Today, the Ohio Supreme Court reversed a lower court’s ruling and clarified that to convict someone for third degree robbery, the state does not have to prove that there was intent to use force or threatening to use force.
The law in question (R.C. 2901.21B) was enacted in 1974 by the Ohio General Assembly. Giving comment on the ruling, Justice Judith L. French said,
“Because R.C. 2911.02 defines every robbery to include the culpable mental states of the predicate theft offense, R.C. 2901.21(B) … does not apply, and the state need not prove a culpable mental state with respect to the force element in R.C. 2911.02(A)(3).”
She also wrote and clarified that the state does not have to provide evidence that confirms the mental state of the offender in robbery cases when it comes to the threat or use of force.

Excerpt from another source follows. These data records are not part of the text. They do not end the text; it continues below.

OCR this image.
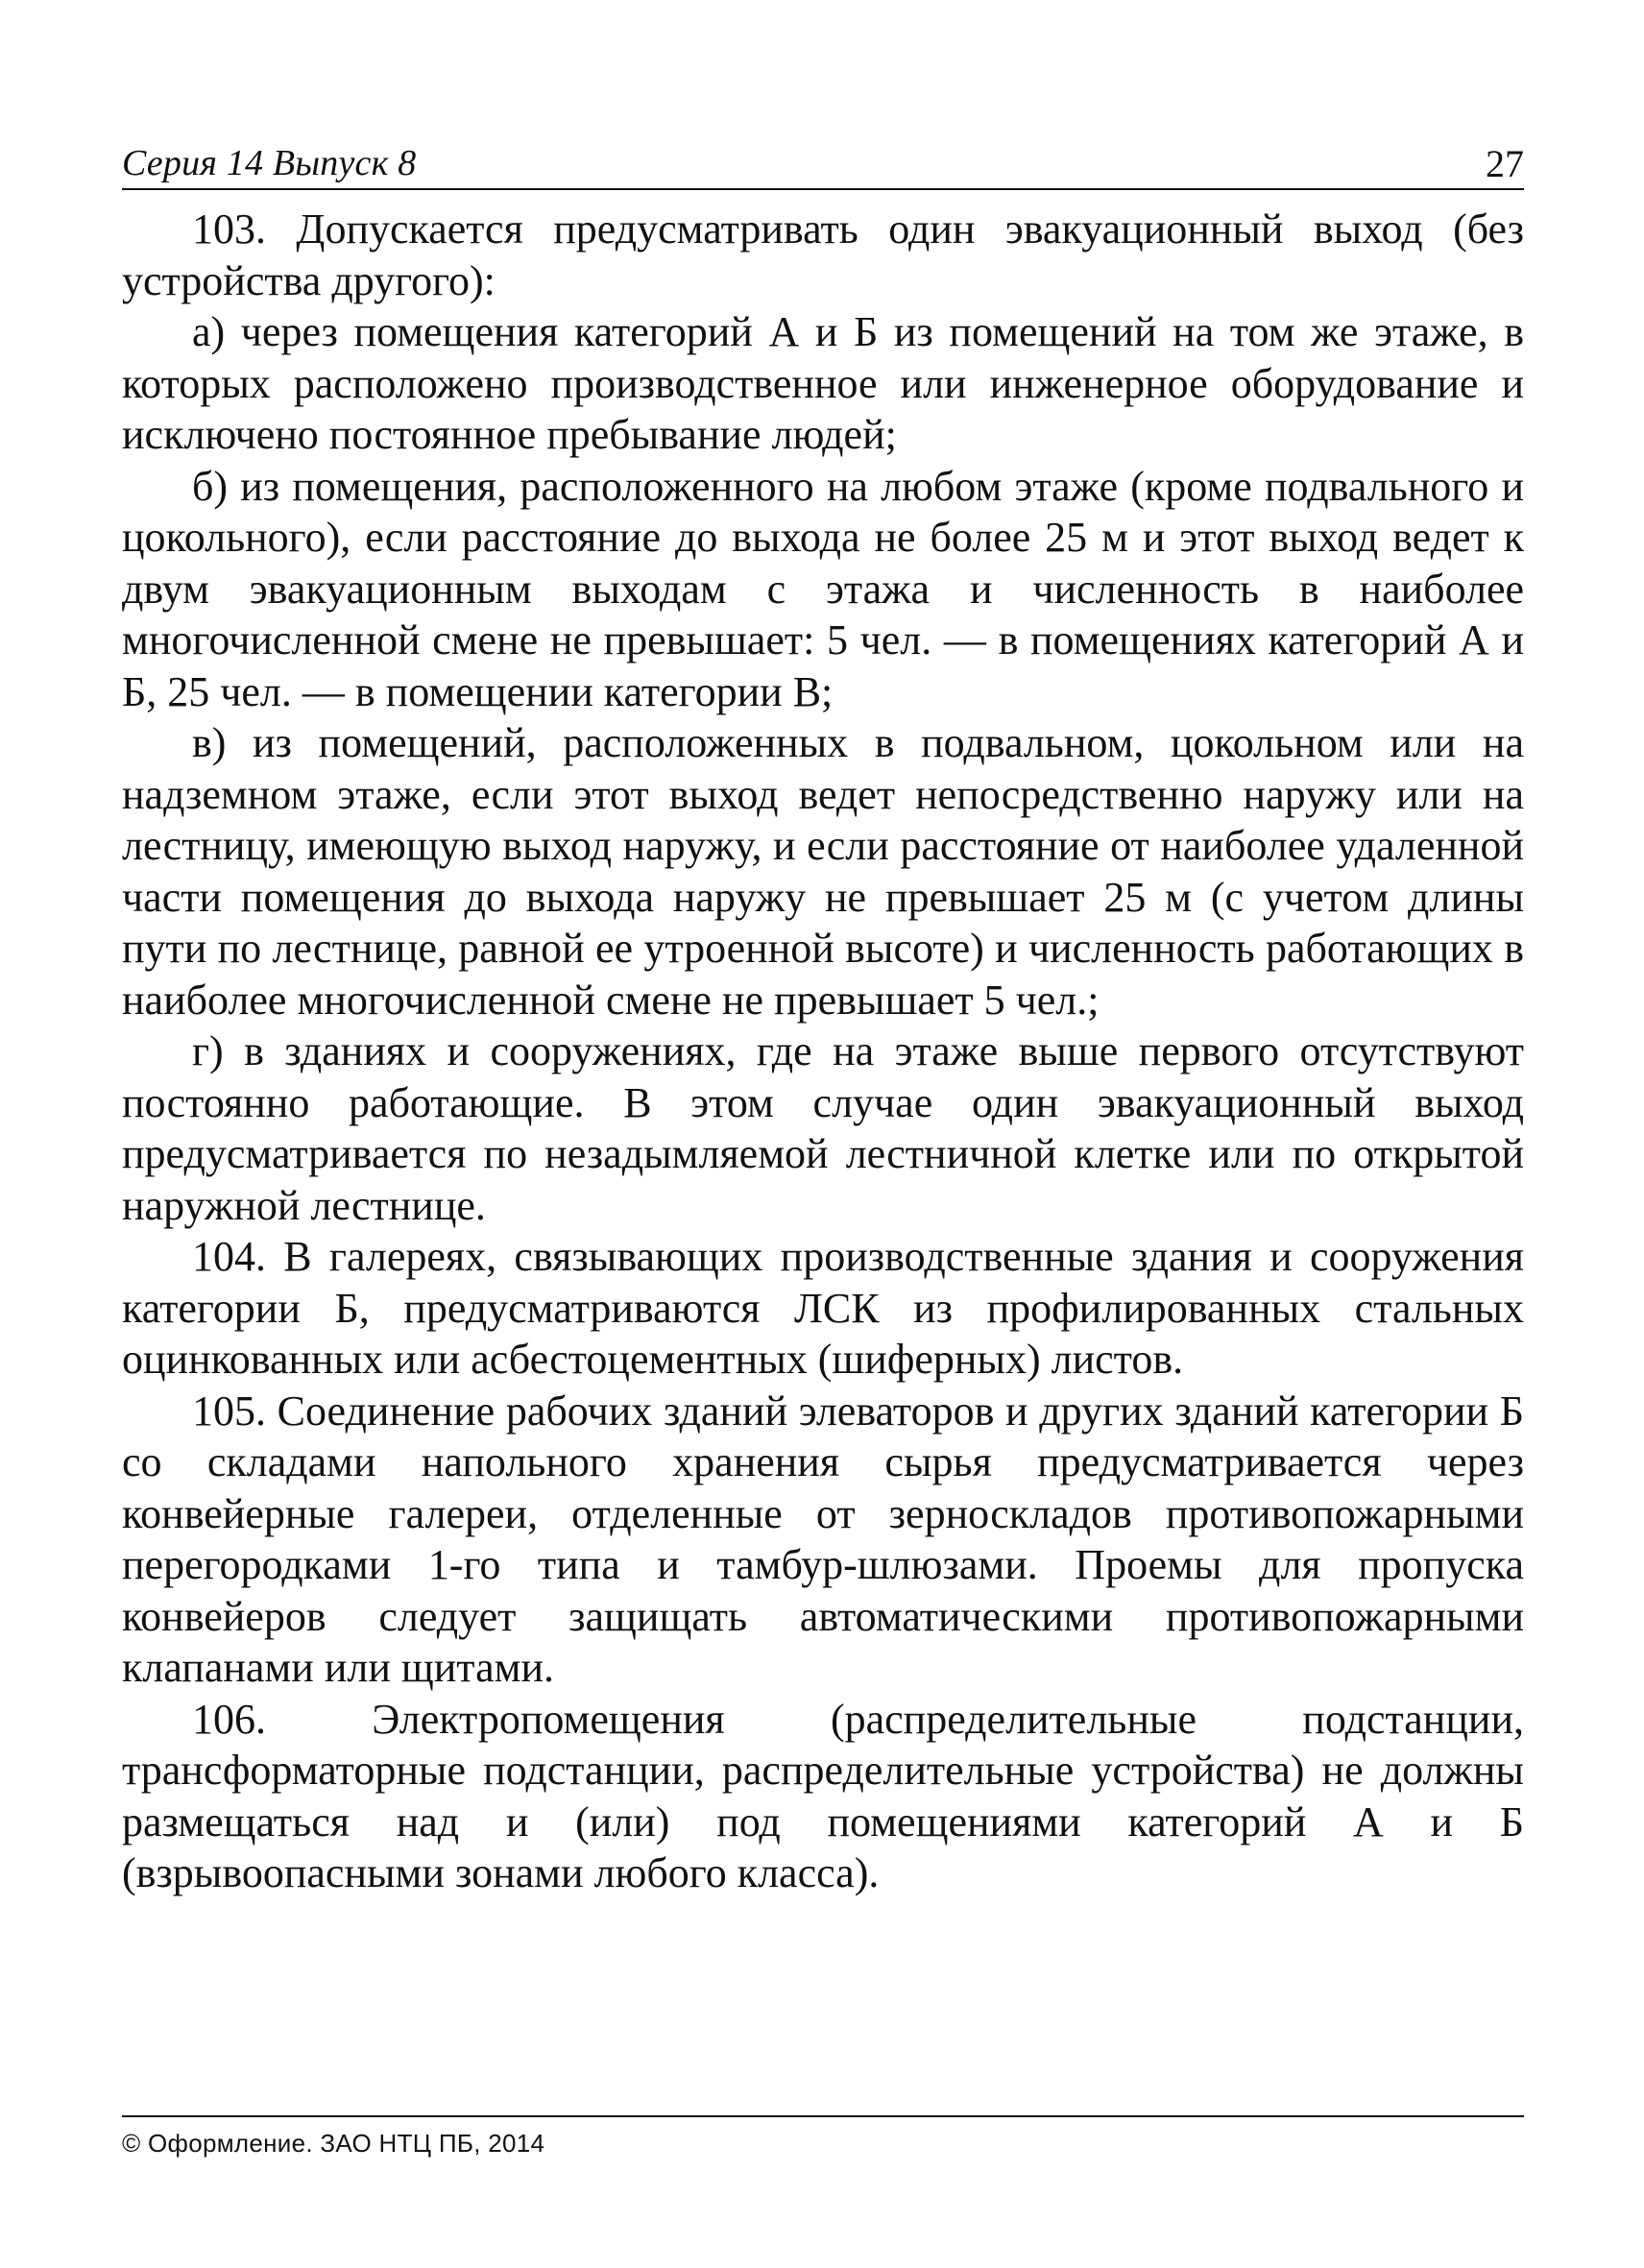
Серия 14 Выпуск 8	27

103. Допускается предусматривать один эвакуационный выход (без устройства другого):

а) через помещения категорий А и Б из помещений на том же этаже, в которых расположено производственное или инженерное оборудование и исключено постоянное пребывание людей;

б) из помещения, расположенного на любом этаже (кроме подвального и цокольного), если расстояние до выхода не более 25 м и этот выход ведет к двум эвакуационным выходам с этажа и численность в наиболее многочисленной смене не превышает: 5 чел. — в помещениях категорий А и Б, 25 чел. — в помещении категории В;

в) из помещений, расположенных в подвальном, цокольном или на надземном этаже, если этот выход ведет непосредственно наружу или на лестницу, имеющую выход наружу, и если расстояние от наиболее удаленной части помещения до выхода наружу не превышает 25 м (с учетом длины пути по лестнице, равной ее утроенной высоте) и численность работающих в наиболее многочисленной смене не превышает 5 чел.;

г) в зданиях и сооружениях, где на этаже выше первого отсутствуют постоянно работающие. В этом случае один эвакуационный выход предусматривается по незадымляемой лестничной клетке или по открытой наружной лестнице.

104. В галереях, связывающих производственные здания и сооружения категории Б, предусматриваются ЛСК из профилированных стальных оцинкованных или асбестоцементных (шиферных) листов.

105. Соединение рабочих зданий элеваторов и других зданий категории Б со складами напольного хранения сырья предусматривается через конвейерные галереи, отделенные от зерноскладов противопожарными перегородками 1-го типа и тамбур-шлюзами. Проемы для пропуска конвейеров следует защищать автоматическими противопожарными клапанами или щитами.

106. Электропомещения (распределительные подстанции, трансформаторные подстанции, распределительные устройства) не должны размещаться над и (или) под помещениями категорий А и Б (взрывоопасными зонами любого класса).

© Оформление. ЗАО НТЦ ПБ, 2014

By reversing the Second District Court of Appeals’ ruling, the Supreme Court effectively affirmed the lower court’s conviction of Kevin Tolliver, a defendant accused of robbing a Dollar General.

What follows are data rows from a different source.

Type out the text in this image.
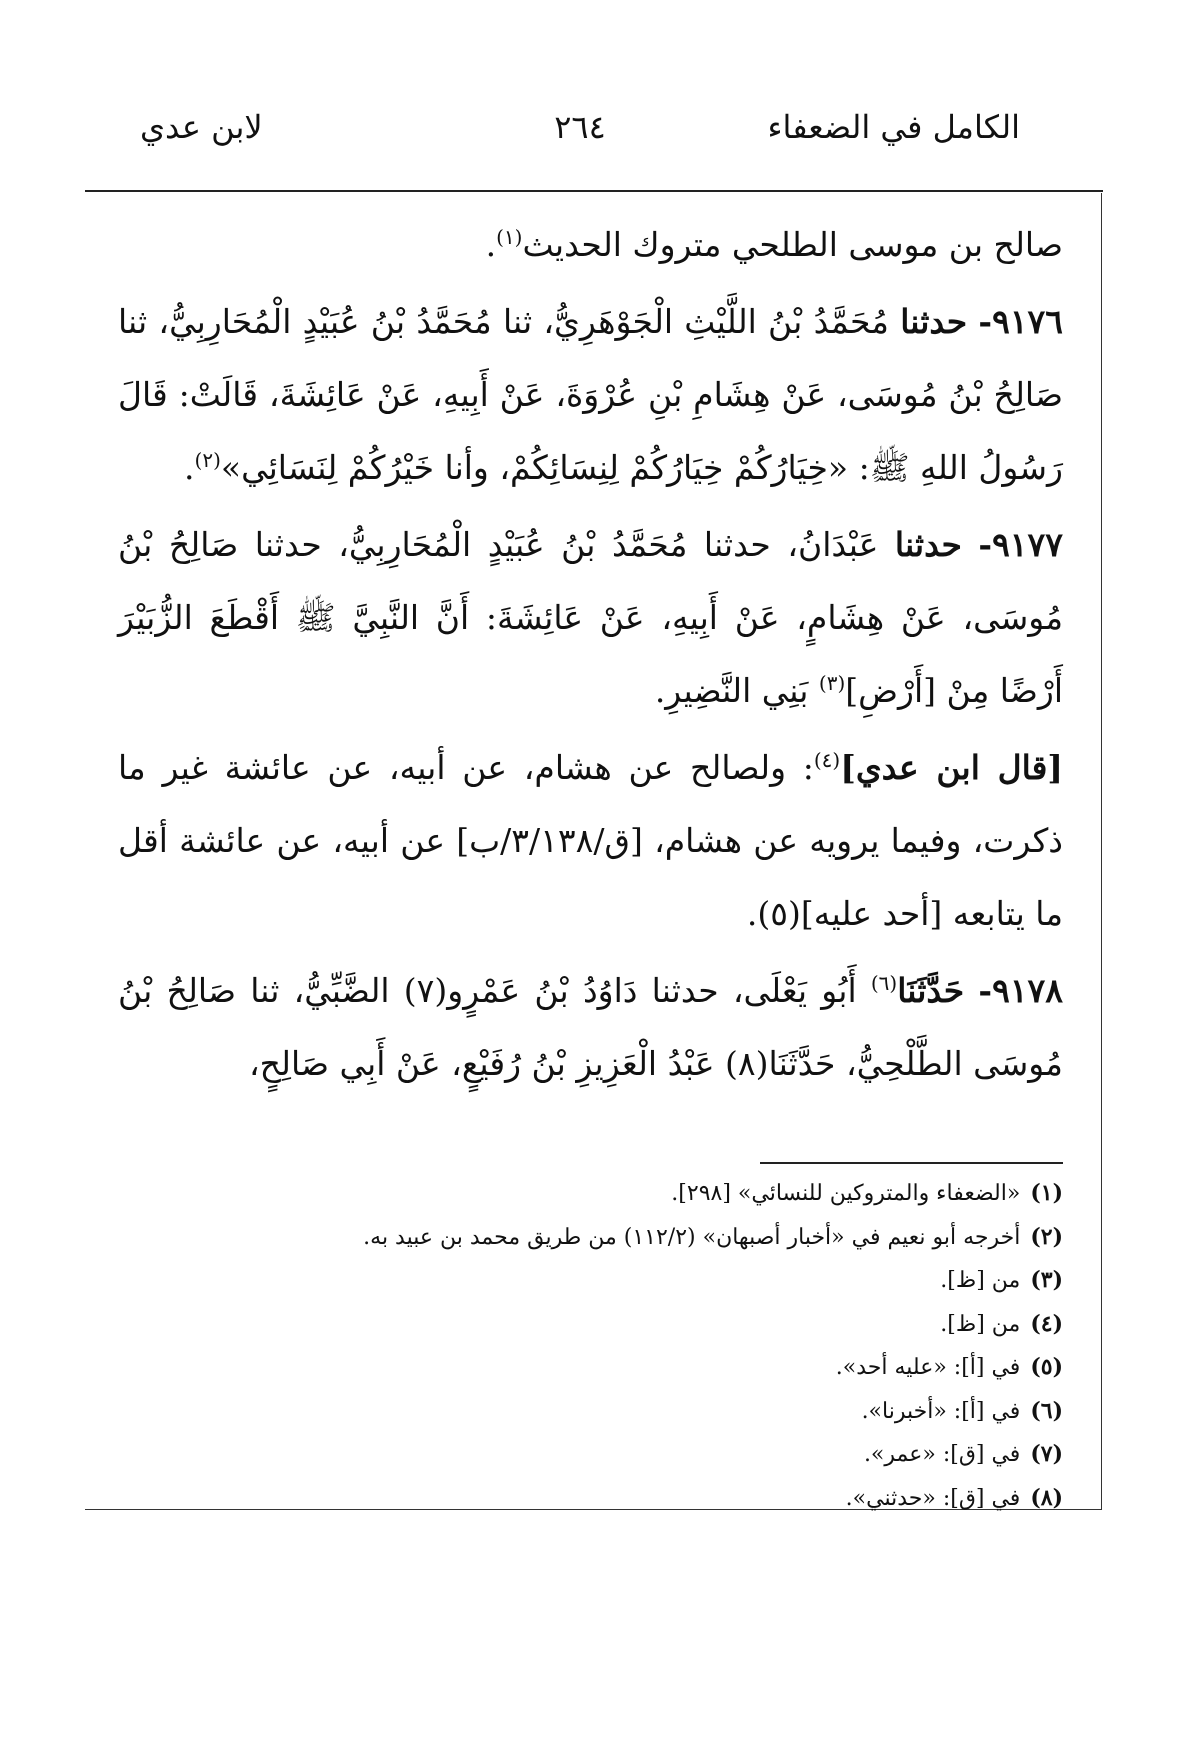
الكامل في الضعفاء
٢٦٤
لابن عدي

صالح بن موسى الطلحي متروك الحديث$^{(١)}$.

٩١٧٦- حدثنا مُحَمَّدُ بْنُ اللَّيْثِ الْجَوْهَرِيُّ، ثنا مُحَمَّدُ بْنُ عُبَيْدٍ الْمُحَارِبِيُّ، ثنا صَالِحُ بْنُ مُوسَى، عَنْ هِشَامِ بْنِ عُرْوَةَ، عَنْ أَبِيهِ، عَنْ عَائِشَةَ، قَالَتْ: قَالَ رَسُولُ اللهِ ﷺ: «خِيَارُكُمْ خِيَارُكُمْ لِنِسَائِكُمْ، وأنا خَيْرُكُمْ لِنَسَائِي»$^{(٢)}$.

٩١٧٧- حدثنا عَبْدَانُ، حدثنا مُحَمَّدُ بْنُ عُبَيْدٍ الْمُحَارِبِيُّ، حدثنا صَالِحُ بْنُ مُوسَى، عَنْ هِشَامٍ، عَنْ أَبِيهِ، عَنْ عَائِشَةَ: أَنَّ النَّبِيَّ ﷺ أَقْطَعَ الزُّبَيْرَ أَرْضًا مِنْ [أَرْضِ]$^{(٣)}$ بَنِي النَّضِيرِ.

[قال ابن عدي]$^{(٤)}$: ولصالح عن هشام، عن أبيه، عن عائشة غير ما ذكرت، وفيما يرويه عن هشام، [ق/٣/١٣٨/ب] عن أبيه، عن عائشة أقل ما يتابعه [أحد عليه](٥).

٩١٧٨- حَدَّثَنَا$^{(٦)}$ أَبُو يَعْلَى، حدثنا دَاوُدُ بْنُ عَمْرٍو(٧) الضَّبِّيُّ، ثنا صَالِحُ بْنُ مُوسَى الطَّلْحِيُّ، حَدَّثَنَا(٨) عَبْدُ الْعَزِيزِ بْنُ رُفَيْعٍ، عَنْ أَبِي صَالِحٍ،

(١)«الضعفاء والمتروكين للنسائي» [٢٩٨].
(٢)أخرجه أبو نعيم في «أخبار أصبهان» (١١٢/٢) من طريق محمد بن عبيد به.
(٣)من [ظ].
(٤)من [ظ].
(٥)في [أ]: «عليه أحد».
(٦)في [أ]: «أخبرنا».
(٧)في [ق]: «عمر».
(٨)في [ق]: «حدثني».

This case pointed to a much larger issue that has divided our nation’s criminal justice system for some time, and that is, whether or not a defendant’s intent or state of mind must be proven in order to validate a conviction when the law is silent on that issue.

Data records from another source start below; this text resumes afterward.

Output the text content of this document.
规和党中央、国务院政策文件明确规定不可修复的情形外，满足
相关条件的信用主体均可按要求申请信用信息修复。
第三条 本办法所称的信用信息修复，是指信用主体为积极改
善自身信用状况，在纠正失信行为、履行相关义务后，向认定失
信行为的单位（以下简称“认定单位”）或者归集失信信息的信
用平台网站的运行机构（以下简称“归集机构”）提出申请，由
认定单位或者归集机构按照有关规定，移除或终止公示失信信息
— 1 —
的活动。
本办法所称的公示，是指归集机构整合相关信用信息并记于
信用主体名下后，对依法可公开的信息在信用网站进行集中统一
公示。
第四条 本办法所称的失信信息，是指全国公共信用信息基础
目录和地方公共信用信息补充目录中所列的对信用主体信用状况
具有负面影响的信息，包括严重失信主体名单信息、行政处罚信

There have been two conflicting U.S. Supreme Court rulings on this issue – Morissette v. United States and
State v. Huffman. The former decided that when the law is silent, the state has to prove the defendant’s mental state, while in the latter, the court decided that the state does not have to prove intent when the law is silent.
At least in Ohio, the state is not required to prove intent or state of mind in order to convict a defendant of third degree robbery.